Percentage of Variance	PC1	PC2	PC3	PC4
MCF7	$79.8372$	$10.5284$	$4.4372$	$2.4361$
Golub	$63.2523$	$14.9335$	$12.4118$	$9.4001$

gives the percentage of variance explained by four principal components. As can be observed for both datasets, the information contained in the data seems to be mainly collected in the first components. High geometric relationships for all extracted metagenes and a high percentage of variance explained in the first components of PCA strongly suggest that metagene groups seem to be quantitatively related. In addition, the similar behavior in the cosine-filtered heatmap and relatively repeated metagenes suggests their qualitative similarity and that metagenes extracted with different initializations share common latent knowledge.

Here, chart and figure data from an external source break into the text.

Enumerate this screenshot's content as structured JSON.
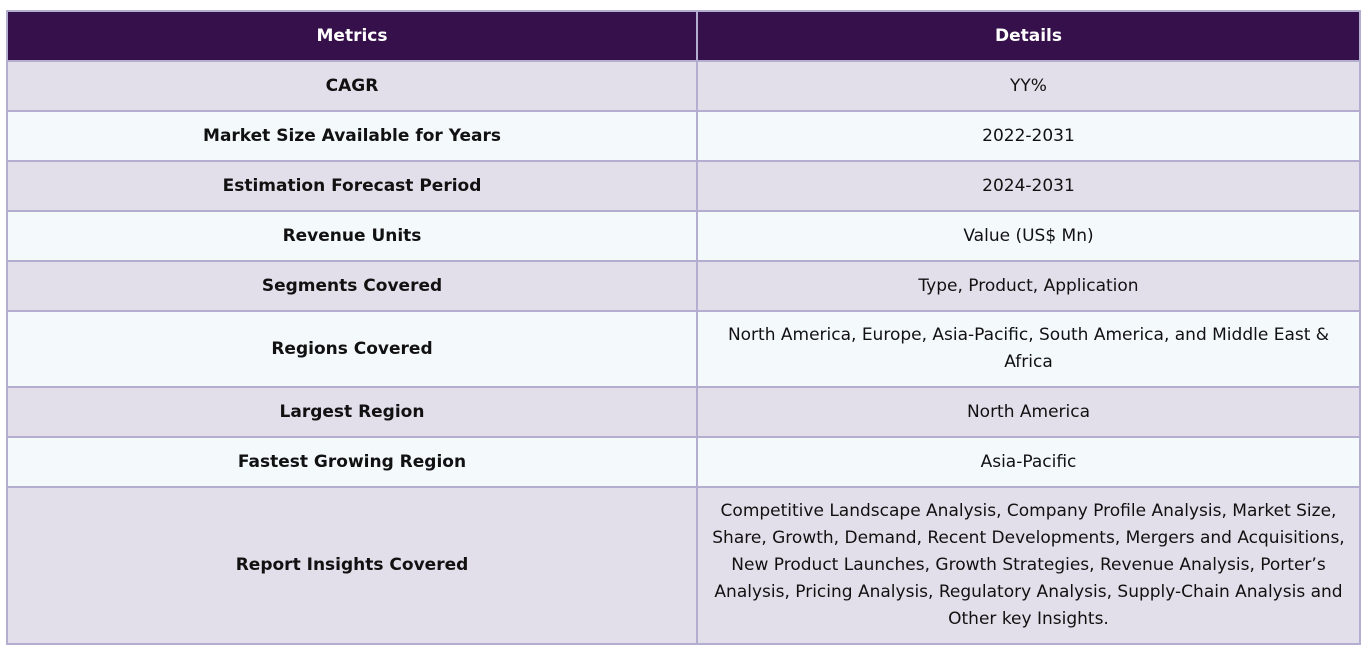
{
  "header": {
    "metrics": "Metrics",
    "details": "Details"
  },
  "rows": [
    {
      "metric": "CAGR",
      "detail": "YY%"
    },
    {
      "metric": "Market Size Available for Years",
      "detail": "2022-2031"
    },
    {
      "metric": "Estimation Forecast Period",
      "detail": "2024-2031"
    },
    {
      "metric": "Revenue Units",
      "detail": "Value (US$ Mn)"
    },
    {
      "metric": "Segments Covered",
      "detail": "Type, Product, Application"
    },
    {
      "metric": "Regions Covered",
      "detail": "North America, Europe, Asia-Pacific, South America, and Middle East & Africa"
    },
    {
      "metric": "Largest Region",
      "detail": "North America"
    },
    {
      "metric": "Fastest Growing Region",
      "detail": "Asia-Pacific"
    },
    {
      "metric": "Report Insights Covered",
      "detail": "Competitive Landscape Analysis, Company Profile Analysis, Market Size, Share, Growth, Demand, Recent Developments, Mergers and Acquisitions, New Product Launches, Growth Strategies, Revenue Analysis, Porter’s Analysis, Pricing Analysis, Regulatory Analysis, Supply-Chain Analysis and Other key Insights."
    }
  ],
  "colors": {
    "header_bg": "#35104a",
    "row_odd_bg": "#e3dfea",
    "row_even_bg": "#f4f9fc",
    "border": "#b3aed0"
  }
}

The experimental results in this section are focused on analyzing the information embedded into the column of the basis matrices achieved by several runs of different seeding methodologies. Quantitative and qualitative comparisons have been made on these results to provide evidence and form a geometrical, statistical and visual point of view (with cosine similarities, PCA and explained variances, counting frequencies and heatmap representations) that some shared knowledge is present between the different runs. Furthermore, as explained at the beginning of this section, this is a preliminary study, which needs to be further investigated and extended. We hope that this will provide the basis for future direction and collaboration between the mathematical and biological world.

5. Conclusive Remarks

Various matrix factorizations prove to be effective tools for the analysis of omic data. Among them, Nonnegative Matrix Factorization is able to reveal interpretable latent factors and identify genes belonging to multiple pathways or biological processes. However, the algorithms for calculating NMF need to be initialized. The current literature has not yet considered the question of the possible influence of the particular initialization methods on the final results of NMF for omic data analysis. In order to pave the way for a deeper investigation of this aspect, in this paper, we have completely reviewed the NMF initialization schemes appearing in the literature, pointed out their main characteristics and when they have been used for omic data. Moreover, we briefly illustrated some preliminary results obtained when three selected initialization schemes were used to feed the KL-based algorithm when two benchmark cancer datasets were considered. The experimental results obtained in this biological context seem to indicate that interpretable information strictly related to the data matrix under analysis can be extracted regardless of the particular initialization scheme used in the iterative NMF algorithm. The results presented in this work are from a preliminary study and part of a future project that aims to provide the basis for a deep collaboration between the theoretical-numerical mathematical aspect of these techniques and the biomedical world. Even if, from a mathematical point of view, the alternate algorithmic nature of NMF achieves local minimum, this is quite often sufficient in data analysis applications to extract useful knowledge from real datasets. For these reasons, future analysis in this direction should be devoted to different aspects: to the comparison of particular objective functions adopted in the minimization process and to construct a biological dataset with some a priori knowledge to better interpret the results. It is of the authors opinion that this could help researchers connect how the particular minimization process adopted is hiddenly related to the extracted biological information embedded in the data. Further analysis is needed, and a massive controlled experimental session with multiple datasets and some a priori biological knowledge of them are required to finally assess the actual influence of initialization produced on the final information extracted by NMF from omic data.